Mais cette situation a volé en éclats lorsque des rebelles d’une coalition à majorité musulmane, appelée « Séléka », ont pris d’assaut Bangui en 2013 et renversé le président François Bozizé, un chrétien qui avait pris le pouvoir dix ans plus tôt.

Le pays a sombré dans le chaos sectaire, opposant les rebelles de la Séléka aux groupes d'autodéfense issus de la majorité chrétienne et animiste, connus sous le nom d'anti-Balaka.

À Sibut, les habitations et les commerces du quartier d'Adramane, où vivaient autrefois des musulmans, ont été détruits ou abandonnés, et la mosquée centrale a été pillée et détruite.

Douze ans plus tard, le quartier reprend vie… mais petit à petit.

Depuis la mosquée centrale récemment reconstruite, le chant du muezzin résonne à nouveau, appelant les fidèles à la prière du vendredi.

« Ce que nous prônons ici, c'est le vivre-ensemble, la cohésion sociale et la paix. Nous tous qui sommes revenus avons besoin de paix », a déclaré à l'AFP l'imam Said Goni, vêtu d'un boubou sombre.

Lui aussi est revenu à Sibut après son exil et tente désormais de convaincre d'autres personnes d'en faire autant.
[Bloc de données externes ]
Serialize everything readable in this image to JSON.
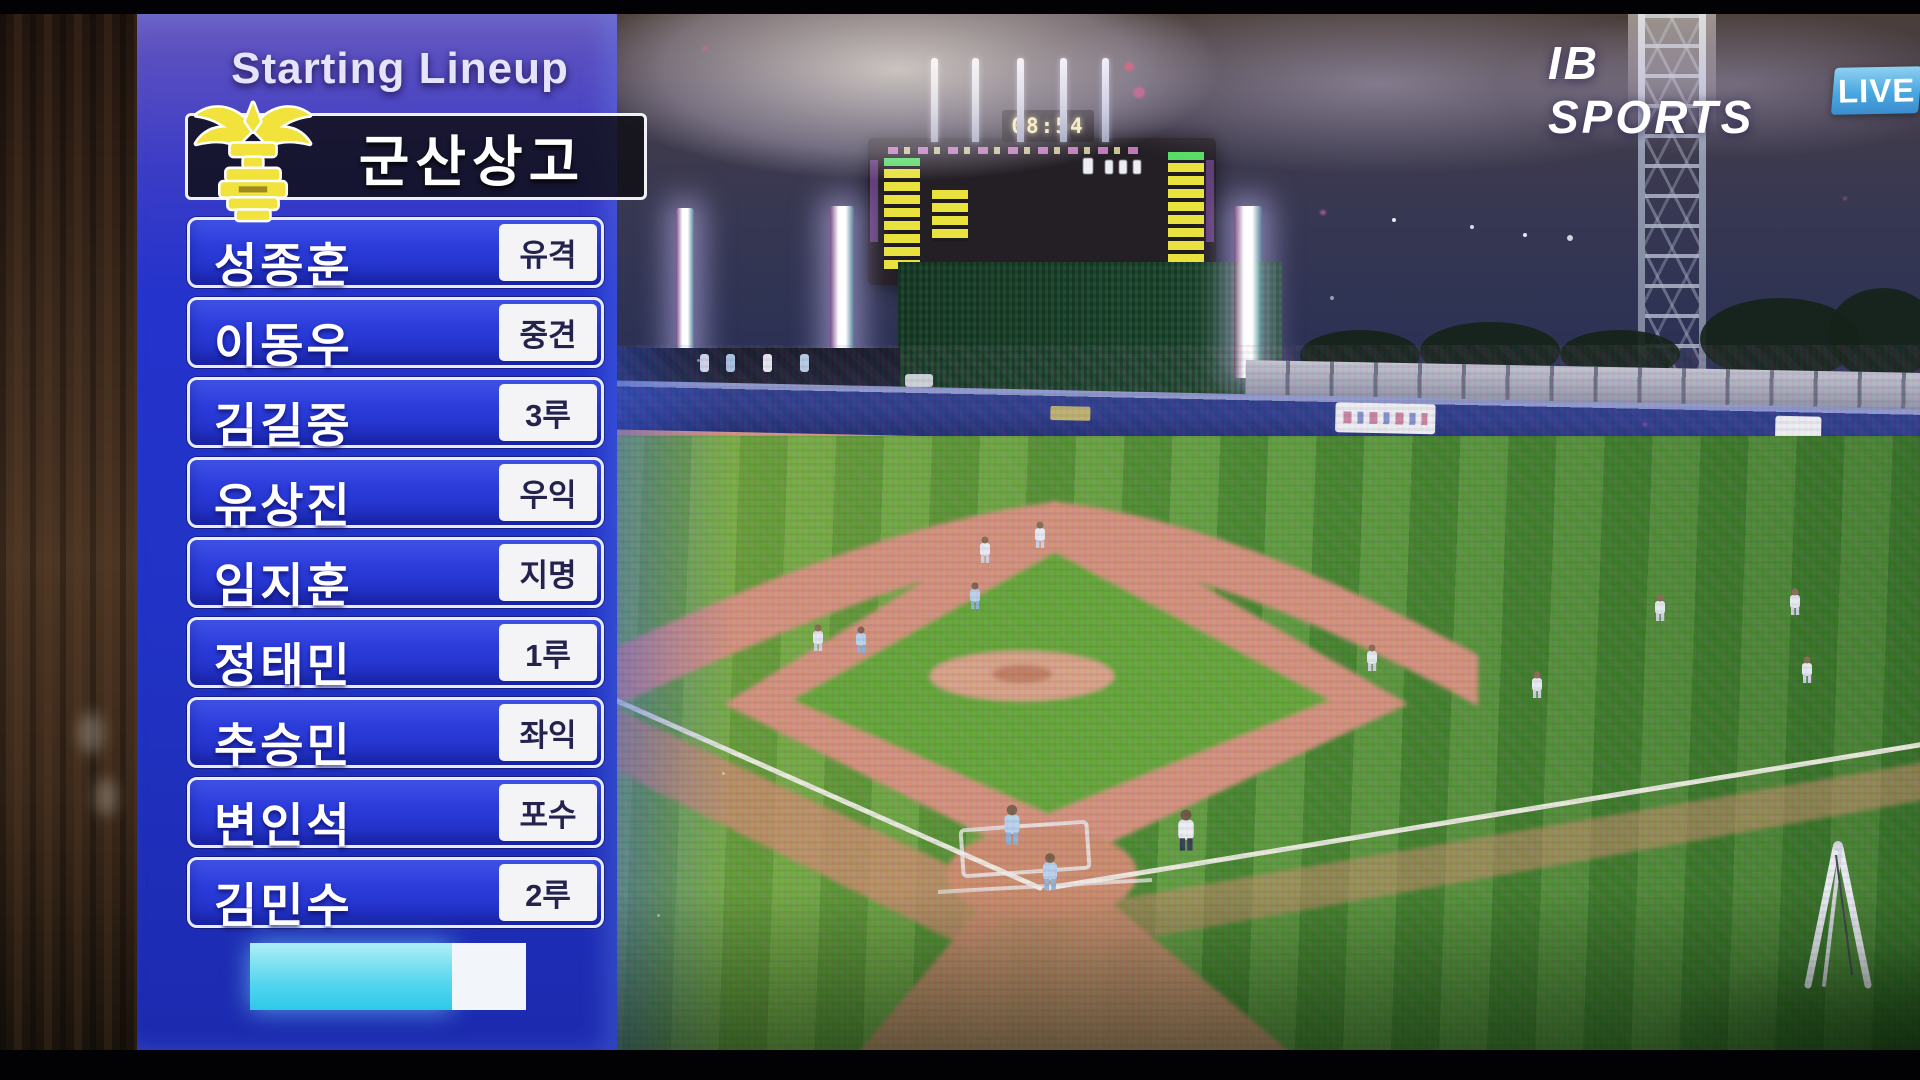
{
  "broadcast": {
    "graphic_title": "Starting Lineup",
    "team_name": "군산상고",
    "lineup": [
      {
        "name": "성종훈",
        "position": "유격"
      },
      {
        "name": "이동우",
        "position": "중견"
      },
      {
        "name": "김길중",
        "position": "3루"
      },
      {
        "name": "유상진",
        "position": "우익"
      },
      {
        "name": "임지훈",
        "position": "지명"
      },
      {
        "name": "정태민",
        "position": "1루"
      },
      {
        "name": "추승민",
        "position": "좌익"
      },
      {
        "name": "변인석",
        "position": "포수"
      },
      {
        "name": "김민수",
        "position": "2루"
      }
    ],
    "channel": {
      "name": "IB SPORTS",
      "live_label": "LIVE"
    },
    "scoreboard": {
      "clock": "08:54"
    },
    "icons": {
      "team_emblem": "school-crest-eagle"
    },
    "colors": {
      "panel_blue": "#2133c6",
      "row_blue": "#2b3cda",
      "accent_cyan": "#54d6ee",
      "crest_yellow": "#f2e23c",
      "live_chip_blue": "#49a7e0",
      "grass_green": "#4f9331",
      "dirt_salmon": "#d4917a",
      "wall_navy": "#1d2a6e"
    }
  }
}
« Je pense que ceux qui ne veulent pas revenir se laissent influencer par les rumeurs et ont peur. Mais nous les rassurons régulièrement. Nous-mêmes, nous sommes retournés là où nous vivions auparavant », a déclaré Goni.

La sécurité s'est améliorée depuis que les forces armées centrafricaines ont repris le contrôle du territoire, avec l'aide de combattants du groupe russe Wagner et grâce au maintien du déploiement des forces de maintien de la paix de l'ONU à Sibut.

« Je n'ai plus peur. La sécurité est rétablie et tout est revenu à la normale », a déclaré Elder, le commerçant.

Maisons détruites

À deux pas de la mosquée, les traces des ravages sont encore visibles et le marché ainsi que le quartier commerçant, autrefois animés, sont désormais déserts.

« Ce quartier n'était pas comme ça avant… Aujourd’hui, il est en ruine ; le marché ne fonctionne même plus normalement, tout est au point mort », a déclaré Avenir Bissafi, qui est chrétien.

La communauté musulmane et ses nombreux entrepreneurs étaient au cœur de l'activité économique de la ville.

Selon M. Bissafi, Adramane a besoin de ses anciens habitants musulmans pour retrouver son dynamisme d'antan.

« Nous nous réjouissons du retour des musulmans. Nous sommes chrétiens. Nous avons tout pardonné. Nous demandons à nos frères musulmans de revenir », a-t-il déclaré.

Ousmane Chaibou, président du Conseil islamique local, a affirmé que de nombreux habitants d'origine vivaient encore ailleurs.

« Certains se trouvent au Tchad, d'autres à Kaga-Bandoro », dans l'est de la RCA, a-t-il déclaré.

En 2020, l'Agence des Nations unies pour les réfugiés (HCR) estimait que les pays voisins accueillaient près de 800 000 Centrafricains et que près de 700 000 personnes étaient déplacées à l'intérieur du pays.

Mais la peur n'est pas le seul obstacle à leur retour.

« Le vrai problème, ce sont leurs maisons détruites. À ce jour, ils n'ont toujours pas de logement où vivre. Cela compromet leurs projets de retour », a déclaré M. Chaibou.

Les collectivités locales soulignent leur volonté d'aider les habitants à revenir s'installer à Sibut.

Rodrigue Leya, haut responsable régional de Kaga, s'est rendu à la mosquée pour s'entretenir avec les fidèles au sujet de leurs conditions de vie.

« Après toutes les crises que nous avons traversées, certains sont déjà revenus », a-t-il déclaré.

Mais la RCA, pays enclavé comptant parmi les plus pauvres du monde, reste politiquement instable et la situation sécuritaire y est précaire.

Ses ressources minérales, notamment l'uranium, le lithium, les diamants, le bois et l'or, sont très convoitées, tandis que des groupes armés continuent de sévir, en particulier le long des frontières avec le Soudan et la République démocratique du Congo.